French oil major Total is still negotiating the fate of a massive oil concession in South Sudan and hopes for a swift resolution after the government said it would divide the block into three parts, a company executive told Reuters. South Sudan seceded from Sudan over a year ago, and later renegotiated contracts with active oil firms without making major changes.
But last month officials said they would split Total's 120,000-square-km concession - known as Block B - into three parts to speed up exploration in the area.
Total is still talking to the government about the block, which it has held since 1980, and hopes to resolve the negotiations soon, said Lionel Marais, managing director of exploration and production for South Sudan.
South Sudanese officials have given different accounts of who would be granted the three blocks.
"We are discussing with the government the best way forward on Block B to the satisfaction of all," Marais said in an interview. "There is some momentum, which gives us hope there will be a quick agreement."
A new petroleum law passed after South Sudan seceded said its new government was not bound by past agreements and had the right to review and split blocks.
South Sudan is eager to start exploration in Block B because of rapidly declining reserves in its producing fields. The government depended on oil for about 98 percent of revenues before shutting production down in January in a row with Sudan.
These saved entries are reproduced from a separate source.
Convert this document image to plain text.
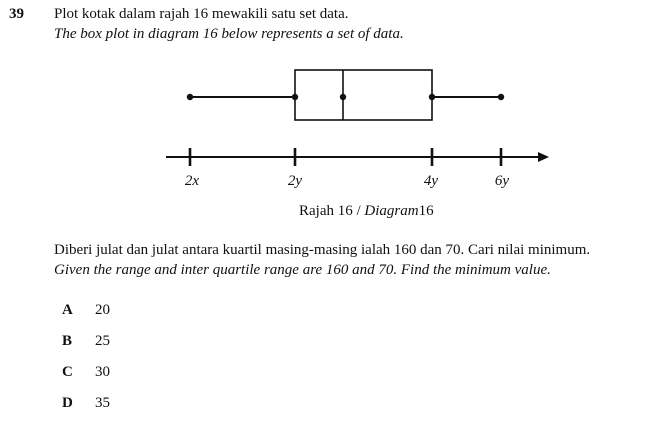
39 Plot kotak dalam rajah 16 mewakili satu set data.
The box plot in diagram 16 below represents a set of data.
2x	2y	4y	6y
Rajah 16 / Diagram16
Diberi julat dan julat antara kuartil masing-masing ialah 160 dan 70. Cari nilai minimum.
Given the range and inter quartile range are 160 and 70. Find the minimum value.
A 20
B 25
C 30
D 35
Oil experts say the discovery of oil in commercial quantities in Block B would be essential to financing potential new pipelines through east Africa that would reduce the landlocked South's reliance on pipelines running through Sudan.
Last week the two countries signed border and trade deals that will allow the South to resume oil exports through Sudan.
Total halted exploration in Block B in 1985 because of insecurity from Sudan's civil war, which lasted until 2005.
The United States had also imposed sanctions on Sudan in 1997 for its past role hosting militants including Osama bin Laden, but those were lifted for South Sudan after it seceded.
"We've been stopped from exploring by the war, by sanctions and by the pending proper agreement with government. We are keen to start exploring as soon as we are authorised," Marais said.
Block B lies mostly in the eastern Jonglei state, a region that has been torn by tribal violence in recent years.
Under the exploration and production sharing agreement signed in 1980 with Khartoum, the Block B consortium was shared by Total, Marathon Petroleum Sudan Ltd from the United States, Kufpec Sudan from Kuwait, and Sudan's state-owned Sudapet.
Marathon withdrew in 2007 and its shares were divided by the remaining partners. After independence South Sudan's state oil firm took Sudapet's shares in southern oil consortiums, although Khartoum is still seeking compensation.